Prezydent Rosji Władimir Putin zapowiedział specjalną operację wojskową mającą na celu ochronę Donbasu, promoskiewskiego regionu separatystów we wschodniej Ukrainie.
Putin wezwał jednocześnie ukraińskich żołnierzy do natychmiastowego złożenia broni i powrotu do domów.
W telewizyjnym wystąpieniu w czwartek rano Putin wzywa ukraińskich żołnierzy w strefie walk na wschodzie Ukrainy do złożenia broni i powrotu do swoich domów. Ostrzegł Ukrainę, że będzie obwiniana o rozlew krwi.
Putin ostrzegł, że cała odpowiedzialność za ewentualny rozlew krwi będzie spoczywać na sumieniu ukraińskiego rządu i wyraził przekonanie, że rosyjscy żołnierze wypełnią swój obowiązek.
Prezydent Rosji dodał, że starcia między siłami ukraińskimi i rosyjskimi są „nieuniknione” i „tylko kwestia czasu”.
Zaledwie kilka minut wcześniej sekretarz generalny ONZ ostrzegł, że eskalacja wojskowa doprowadzi do „niedopuszczalnie wysokich kosztów, ludzkiego cierpienia i zniszczenia”.

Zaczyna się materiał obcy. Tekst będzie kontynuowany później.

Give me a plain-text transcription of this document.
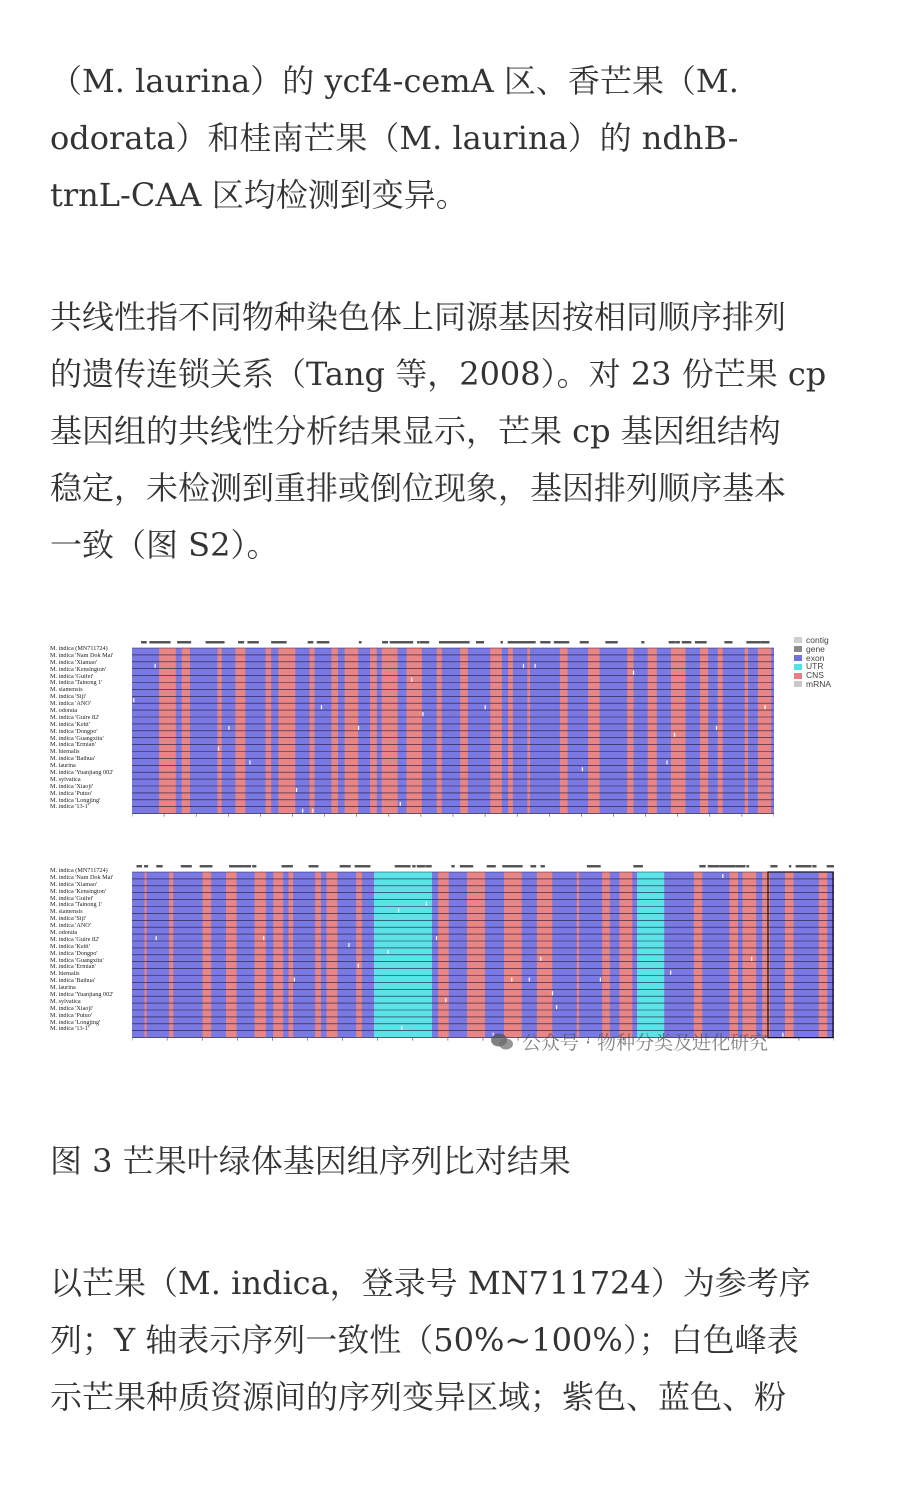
（M. laurina）的 ycf4-cemA 区、香芒果（M.
odorata）和桂南芒果（M. laurina）的 ndhB-
trnL-CAA 区均检测到变异。
共线性指不同物种染色体上同源基因按相同顺序排列
的遗传连锁关系（Tang 等，2008）。对 23 份芒果 cp
基因组的共线性分析结果显示，芒果 cp 基因组结构
稳定，未检测到重排或倒位现象，基因排列顺序基本
一致（图 S2）。
M. indica (MN711724)
M. indica 'Nam Dok Mai'
M. indica 'Xiamao'
M. indica 'Kensington'
M. indica 'Guifei'
M. indica 'Tainong 1'
M. siamensis
M. indica 'Siji'
M. indica 'ANO'
M. odorata
M. indica 'Guire 82'
M. indica 'Keitt'
M. indica 'Dongpo'
M. indica 'Guangxitu'
M. indica 'Ermian'
M. hiemalis
M. indica 'Baihua'
M. laurina
M. indica 'Yuanjiang 002'
M. sylvatica
M. indica 'Xiaoji'
M. indica 'Putuo'
M. indica 'Longjing'
M. indica '13-1'
contig
gene
exon
UTR
CNS
mRNA
M. indica (MN711724)
M. indica 'Nam Dok Mai'
M. indica 'Xiamao'
M. indica 'Kensington'
M. indica 'Guifei'
M. indica 'Tainong 1'
M. siamensis
M. indica 'Siji'
M. indica 'ANO'
M. odorata
M. indica 'Guire 82'
M. indica 'Keitt'
M. indica 'Dongpo'
M. indica 'Guangxitu'
M. indica 'Ermian'
M. hiemalis
M. indica 'Baihua'
M. laurina
M. indica 'Yuanjiang 002'
M. sylvatica
M. indica 'Xiaoji'
M. indica 'Putuo'
M. indica 'Longjing'
M. indica '13-1'
公众号 · 物种分类及进化研究
图 3 芒果叶绿体基因组序列比对结果
以芒果（M. indica，登录号 MN711724）为参考序
列；Y 轴表示序列一致性（50%~100%）；白色峰表
示芒果种质资源间的序列变异区域；紫色、蓝色、粉
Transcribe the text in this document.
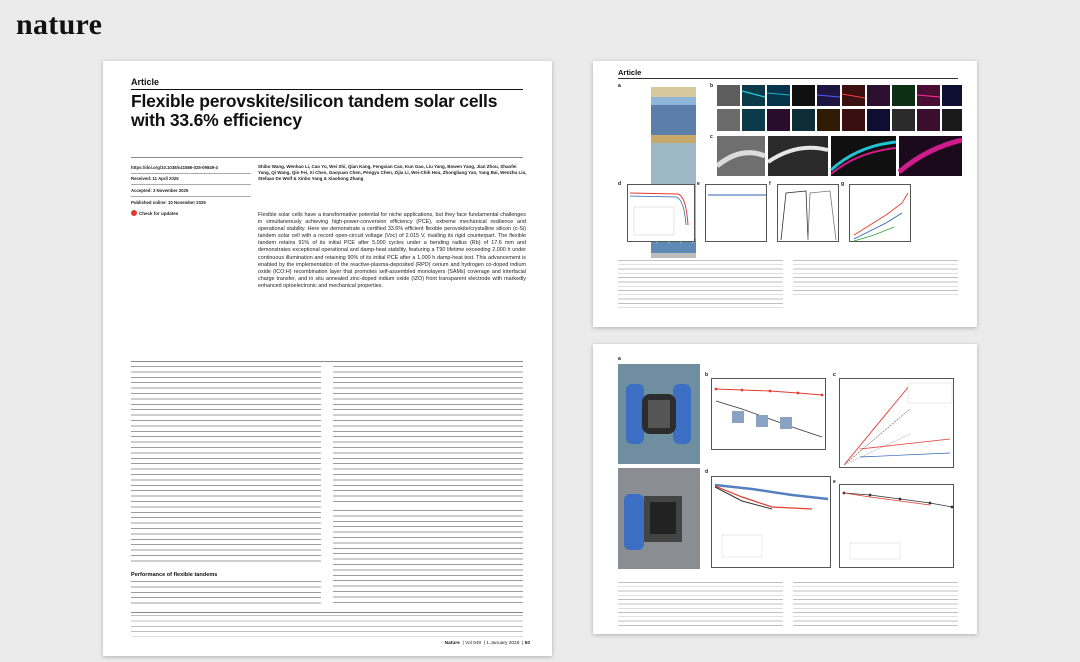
nature
Article
Flexible perovskite/silicon tandem solar cells with 33.6% efficiency
https://doi.org/10.1038/s41586-025-09849-4
Received: 11 April 2025
Accepted: 3 November 2025
Published online: 10 November 2025
Check for updates
Shibo Wang, Wenhao Li, Cao Yu, Wei Shi, Qian Kang, Fengxian Cao, Kun Gao, Liu Yang, Bowen Yang, Jian Zhou, Shaofei Yang, Qi Wang, Qin Fei, Xi Chen, Gaoyuan Chen, Pengyu Chen, Zijia Li, Wei-Chih Hsu, Zhongliang Yan, Yang Bai, Wenzhu Liu, Stefaan De Wolf & Xinbo Yang & Xiaohong Zhang
Flexible solar cells have a transformative potential for niche applications, but they face fundamental challenges in simultaneously achieving high-power-conversion efficiency (PCE), extreme mechanical resilience and operational stability. Here we demonstrate a certified 33.6% efficient flexible perovskite/crystalline silicon (c-Si) tandem solar cell with a record open-circuit voltage (Voc) of 2.015 V, rivalling its rigid counterpart. The flexible tandem retains 91% of its initial PCE after 5,000 cycles under a bending radius (Rb) of 17.6 mm and demonstrates exceptional operational and damp-heat stability, featuring a T90 lifetime exceeding 2,000 h under continuous illumination and retaining 90% of its initial PCE after a 1,000 h damp-heat test. This advancement is enabled by the implementation of the reactive-plasma-deposited (RPD) cerium and hydrogen co-doped indium oxide (ICO:H) recombination layer that promotes self-assembled monolayers (SAMs) coverage and interfacial charge transfer, and in situ annealed zinc-doped indium oxide (IZO) front transparent electrode with markedly enhanced optoelectronic and mechanical properties.
Performance of flexible tandems
Nature  | Vol 649  | 1 January 2026  | 50
Article
a	b
c
d	e	f	g
a
b	c
d
e
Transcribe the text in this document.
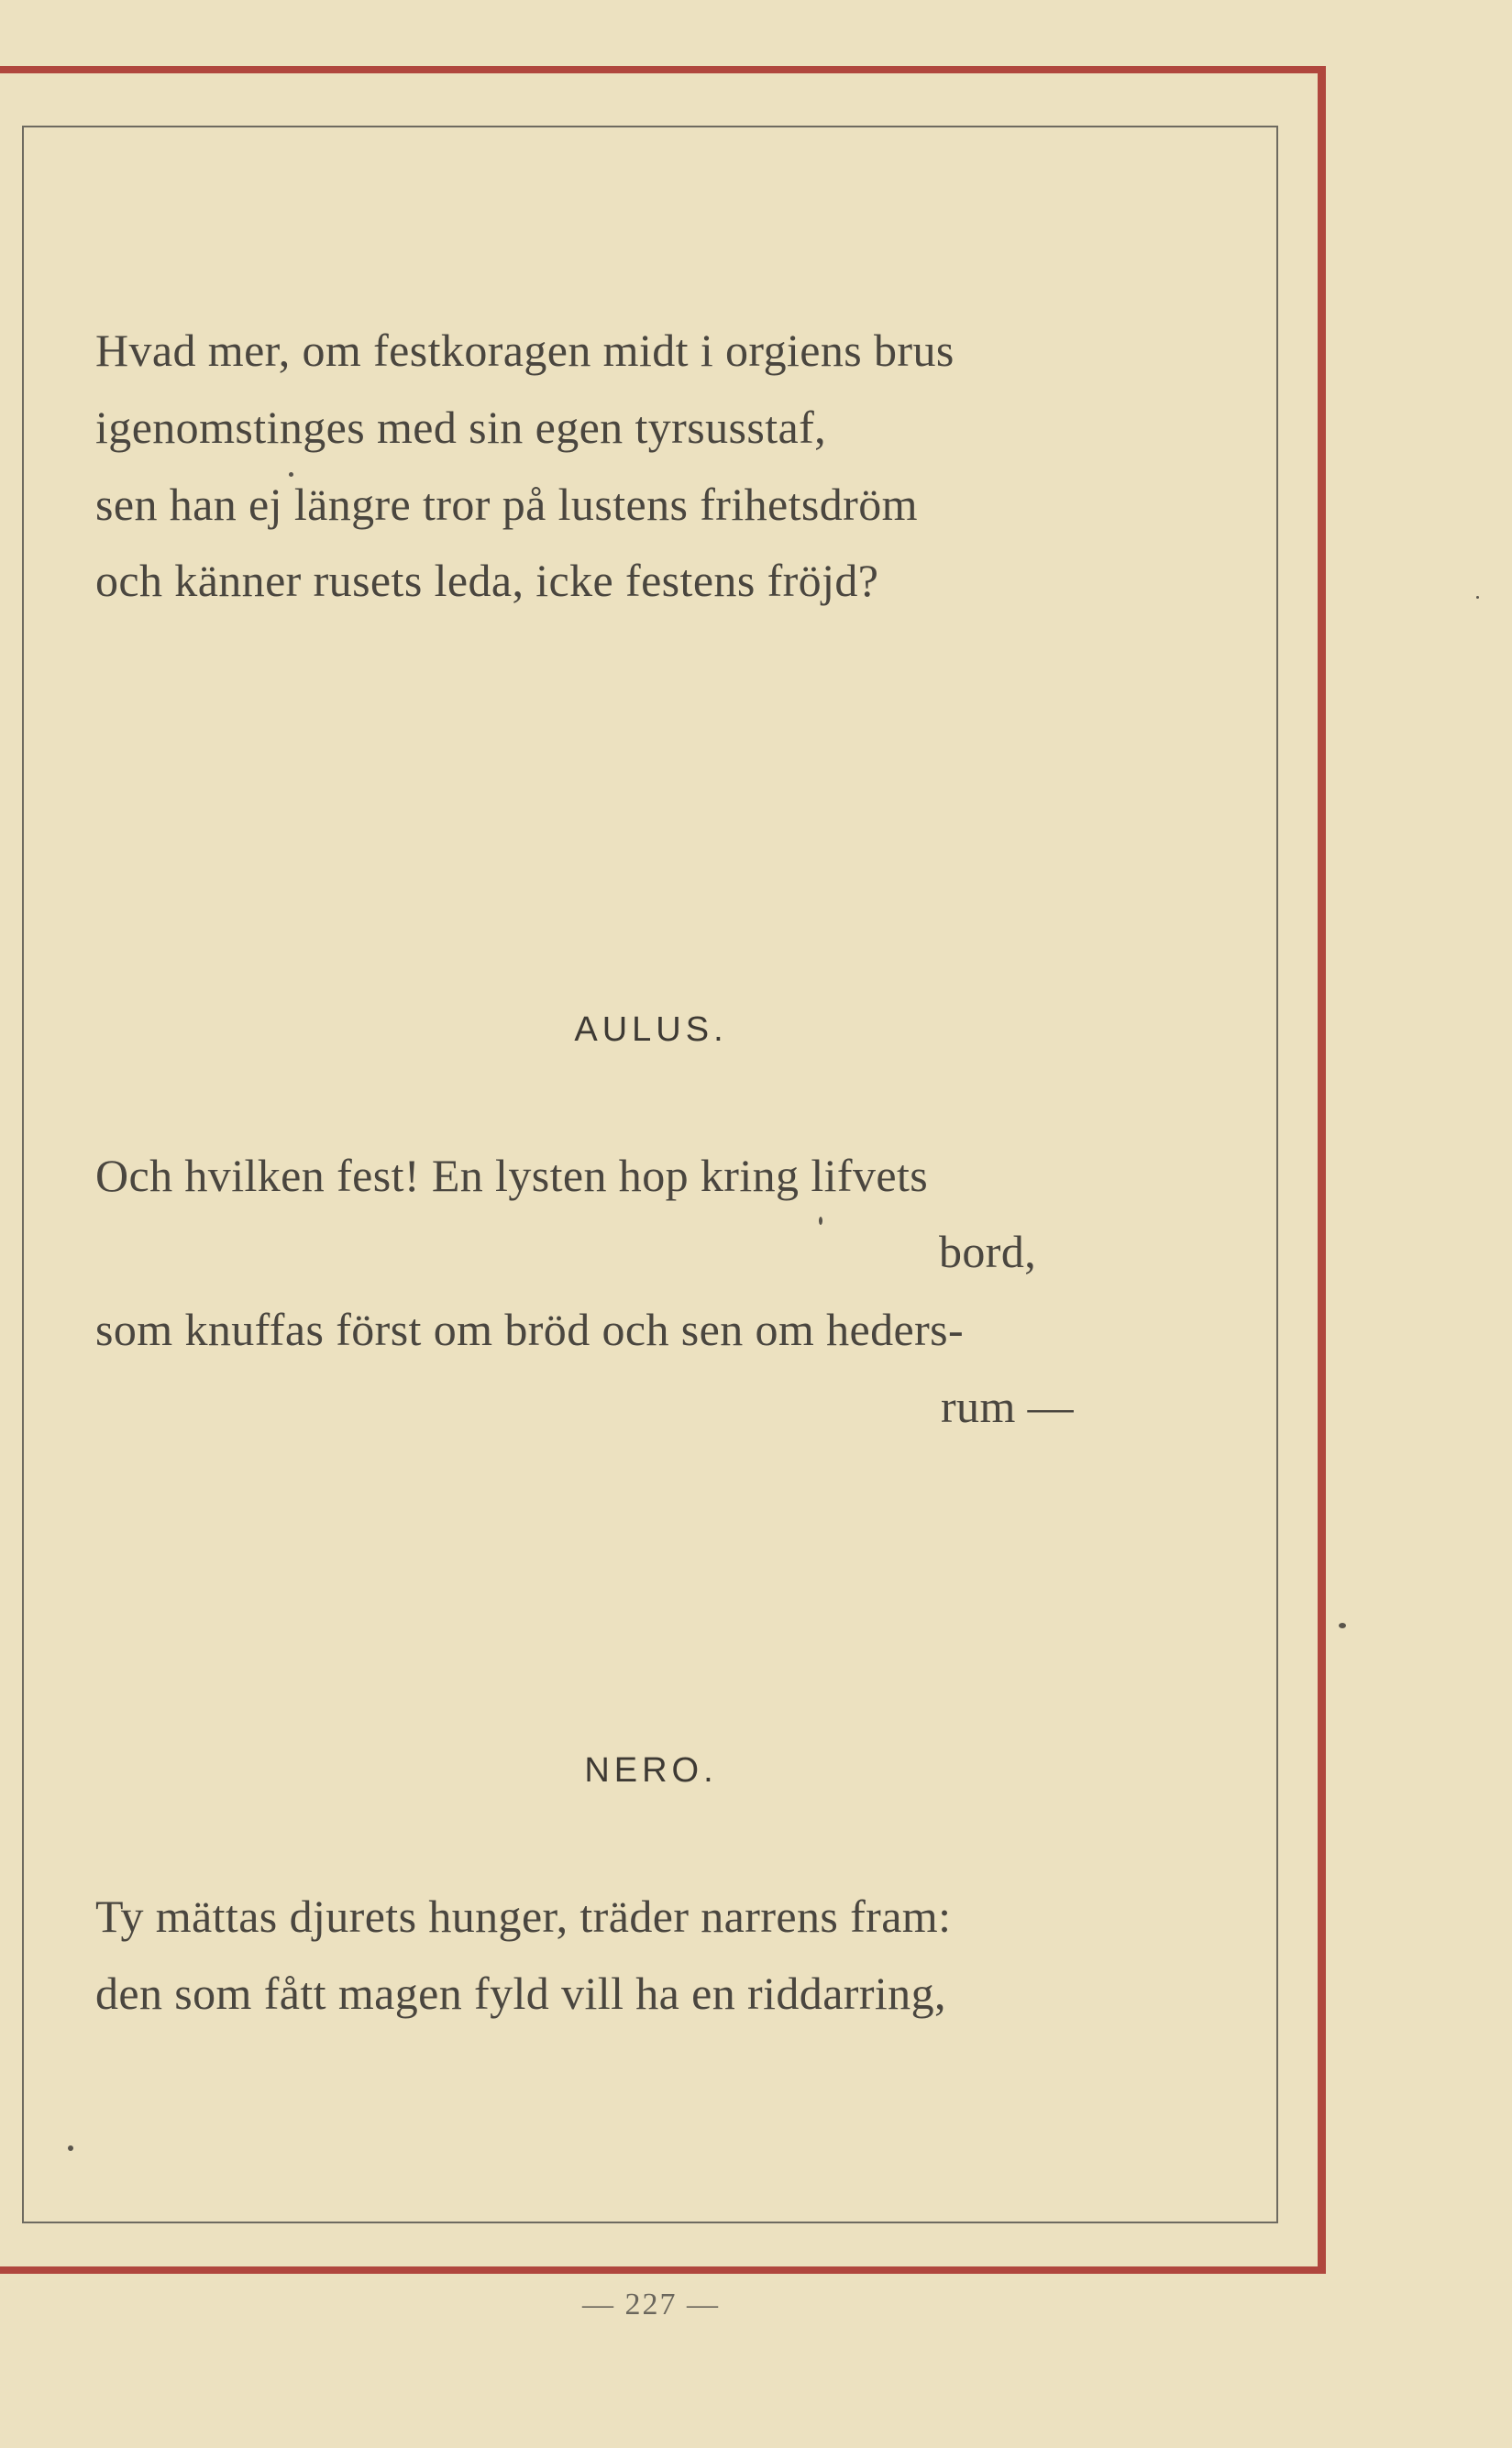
Hvad mer, om festkoragen midt i orgiens brus
igenomstinges med sin egen tyrsusstaf,
sen han ej längre tror på lustens frihetsdröm
och känner rusets leda, icke festens fröjd?
AULUS.
Och hvilken fest! En lysten hop kring lifvets
bord,
som knuffas först om bröd och sen om heders-
rum —
NERO.
Ty mättas djurets hunger, träder narrens fram:
den som fått magen fyld vill ha en riddarring,
— 227 —
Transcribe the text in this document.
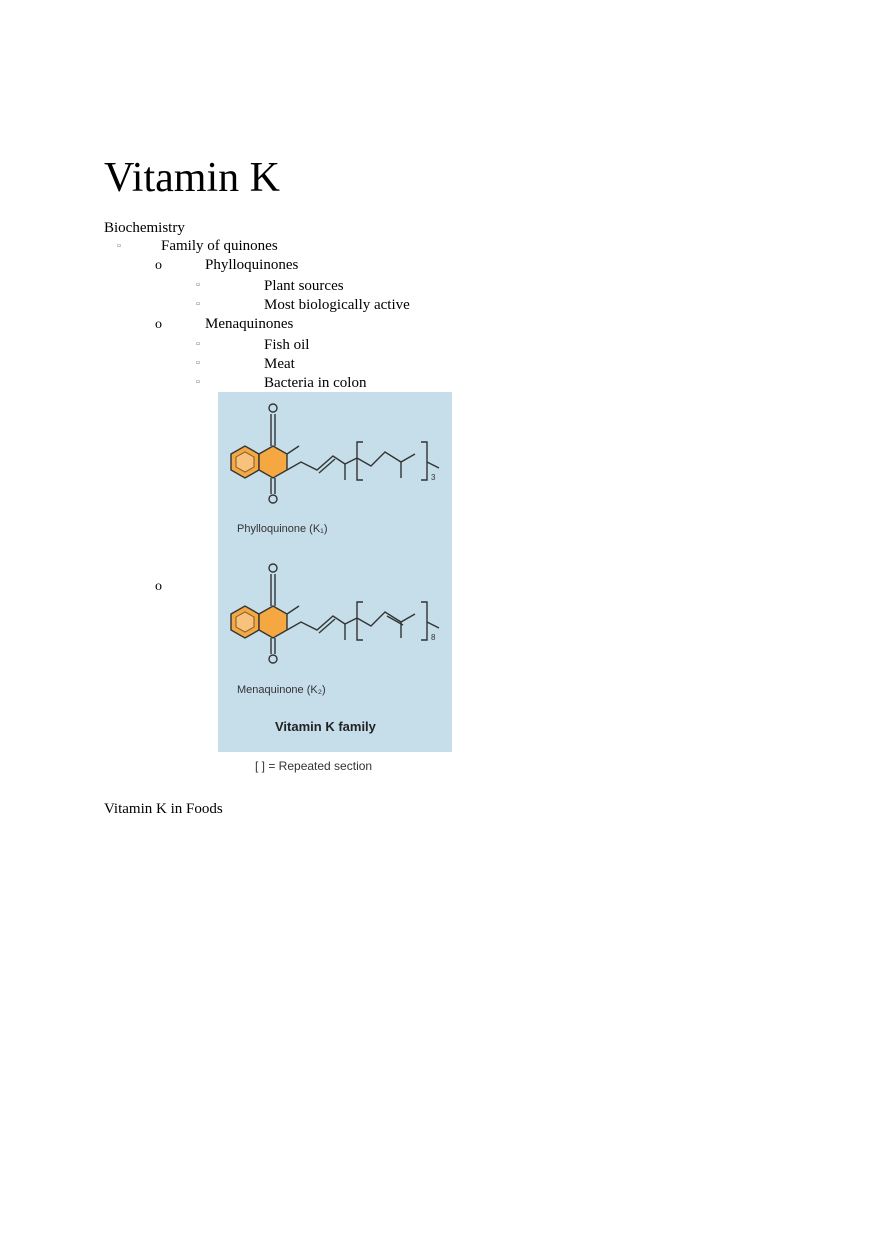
Vitamin K
Biochemistry
▫	Family of quinones
o	Phylloquinones
▫	Plant sources
▫	Most biologically active
o	Menaquinones
▫	Fish oil
▫	Meat
▫	Bacteria in colon
o
3
Phylloquinone (K₁)
8
Menaquinone (K₂)
Vitamin K family
[ ] = Repeated section
Vitamin K in Foods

Zdaniem Putina celem agresji jest obrona ludzi, którzy padli ofiarą nadużyć i ludobójstwa ze strony reżimu kijowskiego. - Będziemy dążyć do demilitaryzacji i denazyfikacji Ukrainy. Oddamy też wszystkich, którzy popełnili krwawe zbrodnie na ludności cywilnej, w tym obywatele Rosji, do sądu.